Global catches combined with adding runtime context information has saved me boat-loads of time. In many cases, handling an exception either means logging that exception or recasting the exception in some way and including a meaningful context that might be useful to developers fixing the issue.  I routinely use ContextedRuntimeException from the Apache Commons Lang product for this purpose.  I’ve provided an illustration of this concept below (from the Apache Doc).

   try {
   } catch (Exception e) {
     throw new ContextedRuntimeException("Error posting account transaction", e)
          .addContextValue("Account Number", accountNumber)
          .addContextValue("Amount Posted", amountPosted)
          .addContextValue("Previous Balance", previousBalance)

The stack trace output for the ContextedRuntimeException will report context information as well as the root cause.  For most reported exceptions using this technique, I’ve enough information to diagnose the bug or at least replicate the bug most of the time.  This technique *only* works when the exception and context are caught close to where the exception was generated. Also, it's important to record the original exception as a cause as it may have additional information useful to solving the issue.  Letting the JVM log the exception to standard error by default will not capture the information about the problem being captured here. Yes, it is possible that the additional information captured might not be valuable.  It is better to 'have' and not 'need' then the reverse.

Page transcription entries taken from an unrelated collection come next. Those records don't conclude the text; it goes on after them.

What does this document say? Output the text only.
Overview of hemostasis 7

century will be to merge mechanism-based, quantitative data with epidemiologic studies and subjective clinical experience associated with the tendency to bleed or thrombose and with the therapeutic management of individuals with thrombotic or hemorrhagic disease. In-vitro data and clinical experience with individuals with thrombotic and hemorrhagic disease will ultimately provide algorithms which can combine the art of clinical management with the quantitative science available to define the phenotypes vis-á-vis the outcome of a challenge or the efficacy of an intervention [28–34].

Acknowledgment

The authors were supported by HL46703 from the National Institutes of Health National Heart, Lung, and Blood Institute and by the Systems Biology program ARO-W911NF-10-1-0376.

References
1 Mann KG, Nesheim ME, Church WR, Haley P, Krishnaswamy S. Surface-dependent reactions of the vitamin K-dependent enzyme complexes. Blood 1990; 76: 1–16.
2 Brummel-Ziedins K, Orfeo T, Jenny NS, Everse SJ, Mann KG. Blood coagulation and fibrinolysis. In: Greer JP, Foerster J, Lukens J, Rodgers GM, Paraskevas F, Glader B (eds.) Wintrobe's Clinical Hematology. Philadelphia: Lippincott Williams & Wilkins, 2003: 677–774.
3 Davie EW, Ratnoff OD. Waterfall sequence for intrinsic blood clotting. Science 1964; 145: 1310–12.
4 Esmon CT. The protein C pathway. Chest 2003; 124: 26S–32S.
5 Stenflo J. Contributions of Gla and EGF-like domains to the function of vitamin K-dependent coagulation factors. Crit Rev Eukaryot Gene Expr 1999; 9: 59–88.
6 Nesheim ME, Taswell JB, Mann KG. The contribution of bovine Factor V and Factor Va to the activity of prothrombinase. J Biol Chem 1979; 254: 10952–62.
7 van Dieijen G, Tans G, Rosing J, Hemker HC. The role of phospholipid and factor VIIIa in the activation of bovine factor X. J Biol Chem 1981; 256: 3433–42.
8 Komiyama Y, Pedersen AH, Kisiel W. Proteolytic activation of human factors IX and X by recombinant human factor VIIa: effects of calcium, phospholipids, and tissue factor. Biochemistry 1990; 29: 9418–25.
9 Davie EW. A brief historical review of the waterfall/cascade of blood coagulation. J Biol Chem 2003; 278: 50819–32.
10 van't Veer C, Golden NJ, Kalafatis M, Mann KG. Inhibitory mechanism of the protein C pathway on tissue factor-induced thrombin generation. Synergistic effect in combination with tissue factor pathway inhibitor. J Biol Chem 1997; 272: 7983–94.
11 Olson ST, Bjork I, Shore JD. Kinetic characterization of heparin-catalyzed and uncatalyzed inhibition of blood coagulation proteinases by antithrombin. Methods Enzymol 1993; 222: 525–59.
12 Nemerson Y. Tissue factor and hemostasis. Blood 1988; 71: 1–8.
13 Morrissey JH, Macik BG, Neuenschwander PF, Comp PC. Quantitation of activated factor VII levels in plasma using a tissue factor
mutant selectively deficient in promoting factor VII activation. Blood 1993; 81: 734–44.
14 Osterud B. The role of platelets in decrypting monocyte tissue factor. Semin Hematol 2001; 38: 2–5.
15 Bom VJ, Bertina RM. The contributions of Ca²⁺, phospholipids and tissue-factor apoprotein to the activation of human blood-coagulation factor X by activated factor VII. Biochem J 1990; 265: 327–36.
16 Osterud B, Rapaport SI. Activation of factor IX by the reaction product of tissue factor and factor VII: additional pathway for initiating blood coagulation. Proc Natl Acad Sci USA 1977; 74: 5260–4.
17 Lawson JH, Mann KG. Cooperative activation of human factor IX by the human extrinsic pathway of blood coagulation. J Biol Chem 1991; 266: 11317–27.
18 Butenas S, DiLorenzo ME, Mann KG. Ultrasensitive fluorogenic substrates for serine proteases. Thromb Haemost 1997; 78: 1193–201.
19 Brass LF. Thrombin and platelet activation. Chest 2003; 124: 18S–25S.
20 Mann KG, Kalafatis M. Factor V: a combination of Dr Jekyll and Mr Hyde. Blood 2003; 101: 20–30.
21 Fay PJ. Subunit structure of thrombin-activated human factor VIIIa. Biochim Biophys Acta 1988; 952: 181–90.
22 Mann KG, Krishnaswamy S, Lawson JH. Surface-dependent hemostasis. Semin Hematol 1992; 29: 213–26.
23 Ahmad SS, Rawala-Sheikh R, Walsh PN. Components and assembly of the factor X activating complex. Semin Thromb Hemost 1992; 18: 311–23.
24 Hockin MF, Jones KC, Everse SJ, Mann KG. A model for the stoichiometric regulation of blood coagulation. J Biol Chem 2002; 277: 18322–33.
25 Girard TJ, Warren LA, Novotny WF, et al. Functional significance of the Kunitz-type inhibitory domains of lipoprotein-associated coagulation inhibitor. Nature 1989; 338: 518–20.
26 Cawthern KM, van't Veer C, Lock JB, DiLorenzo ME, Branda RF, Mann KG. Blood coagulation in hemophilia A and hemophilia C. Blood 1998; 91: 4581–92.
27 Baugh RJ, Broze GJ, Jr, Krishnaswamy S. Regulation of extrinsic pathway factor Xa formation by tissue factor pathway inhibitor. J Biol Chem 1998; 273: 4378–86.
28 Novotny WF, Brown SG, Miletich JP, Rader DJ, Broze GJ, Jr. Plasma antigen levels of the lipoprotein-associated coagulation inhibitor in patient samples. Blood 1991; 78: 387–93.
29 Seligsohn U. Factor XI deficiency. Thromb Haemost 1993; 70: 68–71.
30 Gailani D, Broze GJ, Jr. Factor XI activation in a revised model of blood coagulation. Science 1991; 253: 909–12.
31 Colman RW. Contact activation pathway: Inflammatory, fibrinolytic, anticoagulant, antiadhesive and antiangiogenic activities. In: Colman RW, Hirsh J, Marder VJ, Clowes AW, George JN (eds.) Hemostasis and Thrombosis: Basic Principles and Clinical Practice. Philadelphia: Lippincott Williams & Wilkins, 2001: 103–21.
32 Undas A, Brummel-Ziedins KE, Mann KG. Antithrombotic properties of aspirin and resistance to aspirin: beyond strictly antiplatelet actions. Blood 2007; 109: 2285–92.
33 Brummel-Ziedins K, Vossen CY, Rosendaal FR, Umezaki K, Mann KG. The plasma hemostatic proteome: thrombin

The assertion that developers sometimes handle exception logic (code within a catch block) poorly and swallow information needed to diagnose problems is a fair point.  However, developers can insert poor exception handling logic for specific exceptions as well general exceptions.  Prohibiting global catches in all cases does not solve poor exception handling coding issues.  Best practices for exception handling logic is a topic that deserves more in depth treatment, perhaps in another blog entry.

There are reasons to catch specific exceptions.  Sometimes specific exceptions have additional information that should be captured.  Some exceptions represent business process errors or user errors and not unintended application exceptions. I'm not trying to advise that developers should catch Exception exclusively.  I do believe, it should be an option and not outright prohibited.

I would like to see two JDK improvements with exception handling.  Java needs a syntax to list “exceptions” for a global catch.  For instance, if I could easily code a catch that specified that I would like to catch all exceptions except instances of VirtualMachineError (out of memory conditions, JVM internal errors, etc.), the illegal catch rule would be easier to adhere to.  For example, I'd like to be able to specify a catch clause like:
catch all except(VirtualMachineError|LinkageError ex) {

It would also help if it were possible to specify a default Thread.UncaughtExceptionHandler at JVM startup and supply notification logic for memory conditions and low-level virtual machine errors.  The default behavior of logging to standard error isn't wanted in many cases.  Note that it is possible to set the default exception handler for the entire JVM via Thread.setDefaultUncaughtExceptionHandler().